Mark Ellenbogen and Christopher Cardoso, researchers in Concordia’s Centre for Research in Human Development are taking a closer look at oxytocin, a hormone traditionally studied for its role in childbirth and breastfeeding, and more recently for its effect on social behaviour. Their latest study, published in the peer-reviewed journal Psychoneuroendocrinology, shows that oxytocin can increase a person’s trust in others following social rejection.
Explains Ellenbogen, “that means that instead of the traditional ‘fight or flight’ response to social conflict where people get revved up to respond to a challenge or run away from it, oxytocin may promote the ‘tend and befriend’ response where people reach out to others for support after a stressful event. That can, in turn, strengthen social bonds and may be a healthier way to cope.”
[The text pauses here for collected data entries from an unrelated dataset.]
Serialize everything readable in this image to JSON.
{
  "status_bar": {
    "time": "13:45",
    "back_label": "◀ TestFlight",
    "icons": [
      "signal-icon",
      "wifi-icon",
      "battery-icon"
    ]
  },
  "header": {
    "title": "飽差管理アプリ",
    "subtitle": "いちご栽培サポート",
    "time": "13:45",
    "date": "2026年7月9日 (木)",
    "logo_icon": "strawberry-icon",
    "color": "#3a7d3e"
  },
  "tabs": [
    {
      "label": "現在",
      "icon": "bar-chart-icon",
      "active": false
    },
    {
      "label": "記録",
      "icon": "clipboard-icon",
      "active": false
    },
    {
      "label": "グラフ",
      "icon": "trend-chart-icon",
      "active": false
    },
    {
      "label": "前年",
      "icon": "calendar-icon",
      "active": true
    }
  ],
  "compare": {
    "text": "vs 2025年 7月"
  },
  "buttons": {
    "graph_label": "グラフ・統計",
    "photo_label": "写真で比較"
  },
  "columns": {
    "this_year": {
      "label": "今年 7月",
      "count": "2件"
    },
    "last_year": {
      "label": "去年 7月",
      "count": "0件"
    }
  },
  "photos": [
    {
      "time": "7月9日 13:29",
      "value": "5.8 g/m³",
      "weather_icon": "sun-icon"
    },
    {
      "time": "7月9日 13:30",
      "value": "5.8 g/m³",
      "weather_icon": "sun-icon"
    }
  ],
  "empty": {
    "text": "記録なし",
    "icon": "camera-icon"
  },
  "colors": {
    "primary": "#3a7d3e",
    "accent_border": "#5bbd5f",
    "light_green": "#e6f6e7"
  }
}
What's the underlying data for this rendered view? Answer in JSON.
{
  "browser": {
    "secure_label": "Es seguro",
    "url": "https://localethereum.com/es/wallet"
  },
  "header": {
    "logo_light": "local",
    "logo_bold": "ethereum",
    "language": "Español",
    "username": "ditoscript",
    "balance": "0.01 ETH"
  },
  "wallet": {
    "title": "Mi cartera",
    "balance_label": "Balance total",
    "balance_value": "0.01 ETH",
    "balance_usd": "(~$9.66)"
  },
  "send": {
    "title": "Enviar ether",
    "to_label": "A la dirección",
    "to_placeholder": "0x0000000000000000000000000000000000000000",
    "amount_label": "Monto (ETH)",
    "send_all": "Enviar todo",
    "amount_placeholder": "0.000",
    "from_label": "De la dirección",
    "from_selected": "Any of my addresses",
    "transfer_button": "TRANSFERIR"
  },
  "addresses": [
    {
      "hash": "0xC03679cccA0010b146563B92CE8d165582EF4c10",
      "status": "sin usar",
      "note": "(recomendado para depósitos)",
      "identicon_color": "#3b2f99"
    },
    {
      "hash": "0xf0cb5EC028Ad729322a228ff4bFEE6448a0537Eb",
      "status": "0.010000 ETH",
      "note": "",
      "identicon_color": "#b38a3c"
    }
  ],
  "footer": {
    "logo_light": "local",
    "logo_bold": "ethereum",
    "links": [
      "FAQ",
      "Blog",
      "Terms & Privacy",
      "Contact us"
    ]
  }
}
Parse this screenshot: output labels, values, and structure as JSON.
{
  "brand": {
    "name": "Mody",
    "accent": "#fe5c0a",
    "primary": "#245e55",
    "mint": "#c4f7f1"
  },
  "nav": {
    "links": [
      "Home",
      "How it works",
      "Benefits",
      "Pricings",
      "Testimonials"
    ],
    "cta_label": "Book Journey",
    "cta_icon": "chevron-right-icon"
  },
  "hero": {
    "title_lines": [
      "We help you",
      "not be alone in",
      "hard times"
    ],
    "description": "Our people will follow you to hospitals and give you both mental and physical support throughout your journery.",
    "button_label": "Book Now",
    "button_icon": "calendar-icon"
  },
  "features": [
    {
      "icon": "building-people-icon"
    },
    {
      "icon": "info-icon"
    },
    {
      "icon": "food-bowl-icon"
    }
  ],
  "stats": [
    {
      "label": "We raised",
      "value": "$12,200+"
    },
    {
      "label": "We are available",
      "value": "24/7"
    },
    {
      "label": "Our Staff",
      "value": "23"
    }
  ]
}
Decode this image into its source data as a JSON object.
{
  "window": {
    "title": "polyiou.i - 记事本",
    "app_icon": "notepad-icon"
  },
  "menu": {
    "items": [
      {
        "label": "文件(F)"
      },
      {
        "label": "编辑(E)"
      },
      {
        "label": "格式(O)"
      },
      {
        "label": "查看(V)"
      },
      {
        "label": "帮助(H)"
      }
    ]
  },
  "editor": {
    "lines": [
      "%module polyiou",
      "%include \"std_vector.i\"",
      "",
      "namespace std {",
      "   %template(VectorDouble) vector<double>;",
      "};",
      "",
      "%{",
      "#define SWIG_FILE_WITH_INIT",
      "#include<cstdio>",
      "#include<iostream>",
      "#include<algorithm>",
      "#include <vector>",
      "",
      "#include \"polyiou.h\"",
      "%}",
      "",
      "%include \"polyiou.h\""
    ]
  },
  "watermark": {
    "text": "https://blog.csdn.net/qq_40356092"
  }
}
In a double-blind experiment, 100 students were administered either oxytocin or a placebo via a nasal spray, then subjected to social rejection. In a conversation that was staged to simulate real life, researchers posing as students disagreed with, interrupted and ignored the unsuspecting participants. Using mood and personality questionnaires, the data showed that participants who were particularly distressed after being snubbed by the researchers reported greater trust in other people if they sniffed oxytocin prior to the event, but not if they sniffed the placebo. In contrast, oxytocin had no effect on trust in those who were not emotionally affected by social rejection.
–Taken from the article “Feeling stressed? Oxytocin could help you reach out to others for support” by Concordia University, in Science Daily.